If you put in the right INTENSITY…and I’m not talking about reps/sets/volume, or any other variable I’m talking about the intensity you put into it, the feel of the muscle…then working a muscle group every 3-5 days should be about right. I think once a week isn’t going to do it because either a) you’ll end up putting in so much volume during that one workout that you’ll breakdown too much an unable to adapt and supercompensate or b) you’ll put in the right intensity or less intensity but either way you’ve got fucking 7 days before you hit that muscle again…far too long. You also have to pay attention to cross-over…every time you work chest you’re also working tri’s and shoulders (anterior), every time you work back you’re also working bi’s and shoulders (posterior).

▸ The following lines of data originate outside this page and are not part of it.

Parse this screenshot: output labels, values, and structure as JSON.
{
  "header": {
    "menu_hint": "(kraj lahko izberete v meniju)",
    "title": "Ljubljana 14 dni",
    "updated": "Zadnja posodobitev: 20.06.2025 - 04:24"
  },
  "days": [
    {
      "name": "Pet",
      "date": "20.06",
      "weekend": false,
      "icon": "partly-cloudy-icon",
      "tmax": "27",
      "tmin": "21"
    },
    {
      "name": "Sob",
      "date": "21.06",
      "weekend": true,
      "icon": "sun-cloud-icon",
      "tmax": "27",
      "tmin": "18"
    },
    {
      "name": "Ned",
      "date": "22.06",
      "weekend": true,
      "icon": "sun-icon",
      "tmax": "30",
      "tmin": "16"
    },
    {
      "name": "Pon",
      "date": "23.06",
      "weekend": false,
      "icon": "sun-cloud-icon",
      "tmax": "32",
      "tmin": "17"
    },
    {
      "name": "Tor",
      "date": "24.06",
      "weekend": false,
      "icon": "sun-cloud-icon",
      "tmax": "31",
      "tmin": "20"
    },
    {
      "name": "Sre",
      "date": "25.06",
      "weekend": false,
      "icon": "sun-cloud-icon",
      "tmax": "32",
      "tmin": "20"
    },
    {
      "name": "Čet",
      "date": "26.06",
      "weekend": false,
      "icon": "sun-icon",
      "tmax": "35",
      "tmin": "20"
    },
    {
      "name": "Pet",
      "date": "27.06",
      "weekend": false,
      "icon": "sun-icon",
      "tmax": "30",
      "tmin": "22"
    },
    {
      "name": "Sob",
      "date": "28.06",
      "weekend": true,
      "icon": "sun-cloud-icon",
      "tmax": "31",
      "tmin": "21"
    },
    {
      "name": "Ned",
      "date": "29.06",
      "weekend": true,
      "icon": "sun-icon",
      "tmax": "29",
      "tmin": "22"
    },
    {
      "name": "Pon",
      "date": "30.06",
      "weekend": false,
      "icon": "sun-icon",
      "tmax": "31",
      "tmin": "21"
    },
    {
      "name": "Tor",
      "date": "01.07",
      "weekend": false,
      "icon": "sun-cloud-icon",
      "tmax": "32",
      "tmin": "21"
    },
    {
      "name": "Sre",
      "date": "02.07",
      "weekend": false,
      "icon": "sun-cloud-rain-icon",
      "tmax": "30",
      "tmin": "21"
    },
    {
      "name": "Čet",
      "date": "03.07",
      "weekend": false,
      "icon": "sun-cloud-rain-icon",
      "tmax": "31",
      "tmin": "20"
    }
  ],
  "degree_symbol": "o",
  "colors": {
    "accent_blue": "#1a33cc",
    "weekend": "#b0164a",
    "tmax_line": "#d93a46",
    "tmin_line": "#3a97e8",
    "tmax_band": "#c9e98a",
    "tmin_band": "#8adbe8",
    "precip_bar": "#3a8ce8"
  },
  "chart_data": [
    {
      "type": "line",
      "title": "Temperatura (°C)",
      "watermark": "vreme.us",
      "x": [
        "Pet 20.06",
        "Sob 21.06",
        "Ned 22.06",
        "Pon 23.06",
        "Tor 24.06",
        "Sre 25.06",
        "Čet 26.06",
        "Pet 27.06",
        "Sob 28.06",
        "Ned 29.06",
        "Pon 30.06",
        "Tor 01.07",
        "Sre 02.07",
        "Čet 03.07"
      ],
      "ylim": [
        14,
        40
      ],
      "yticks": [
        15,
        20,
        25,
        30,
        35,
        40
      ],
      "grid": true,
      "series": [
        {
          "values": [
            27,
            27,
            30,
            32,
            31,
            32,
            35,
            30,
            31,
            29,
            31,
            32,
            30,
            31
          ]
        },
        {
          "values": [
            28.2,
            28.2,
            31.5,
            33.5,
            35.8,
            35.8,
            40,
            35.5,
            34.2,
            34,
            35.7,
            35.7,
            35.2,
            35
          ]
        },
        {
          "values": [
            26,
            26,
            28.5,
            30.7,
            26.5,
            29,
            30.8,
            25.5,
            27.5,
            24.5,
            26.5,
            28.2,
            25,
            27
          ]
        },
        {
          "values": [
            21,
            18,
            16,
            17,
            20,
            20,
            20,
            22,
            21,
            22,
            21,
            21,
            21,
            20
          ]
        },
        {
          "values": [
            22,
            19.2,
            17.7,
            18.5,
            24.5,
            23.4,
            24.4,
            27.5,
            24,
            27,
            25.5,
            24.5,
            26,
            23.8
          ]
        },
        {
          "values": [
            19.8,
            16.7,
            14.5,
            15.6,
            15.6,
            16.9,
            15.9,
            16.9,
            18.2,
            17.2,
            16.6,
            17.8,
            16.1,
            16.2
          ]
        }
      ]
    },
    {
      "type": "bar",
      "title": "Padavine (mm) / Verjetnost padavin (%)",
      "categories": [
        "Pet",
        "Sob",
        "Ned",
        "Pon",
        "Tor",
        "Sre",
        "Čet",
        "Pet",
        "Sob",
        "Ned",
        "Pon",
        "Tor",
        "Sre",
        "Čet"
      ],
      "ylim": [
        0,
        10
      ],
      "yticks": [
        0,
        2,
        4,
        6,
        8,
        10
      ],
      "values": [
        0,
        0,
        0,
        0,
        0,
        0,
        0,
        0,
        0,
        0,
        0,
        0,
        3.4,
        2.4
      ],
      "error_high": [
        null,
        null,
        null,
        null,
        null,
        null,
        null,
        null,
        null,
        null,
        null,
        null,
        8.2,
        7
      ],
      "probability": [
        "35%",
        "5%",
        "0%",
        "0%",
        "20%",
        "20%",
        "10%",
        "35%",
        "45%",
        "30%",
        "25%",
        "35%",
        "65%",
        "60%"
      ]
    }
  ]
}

So include shoulders and arms in your program, but you may not need to hit them as often as the others.
I’d say experiment, that’s how I learned what’s best for me right now and that’s how everyone else on the planet has learned as there isn’t best optimal approach for every person in every situation.
This has worked well for me:
Monday: Chest/Back A
Tuesday: Legs (Squat emphasis)
Thursday: Chest/Back B
Friday: Legs (Deadlift emphasis)
Most workouts are 45-60 minutes long, rarely more than 60s rest between anything except leg day. I don’t time rest, I just go by feel. Saturday is a bit longer, at least 60 minutes. I went from 143 to 164 in 6 months.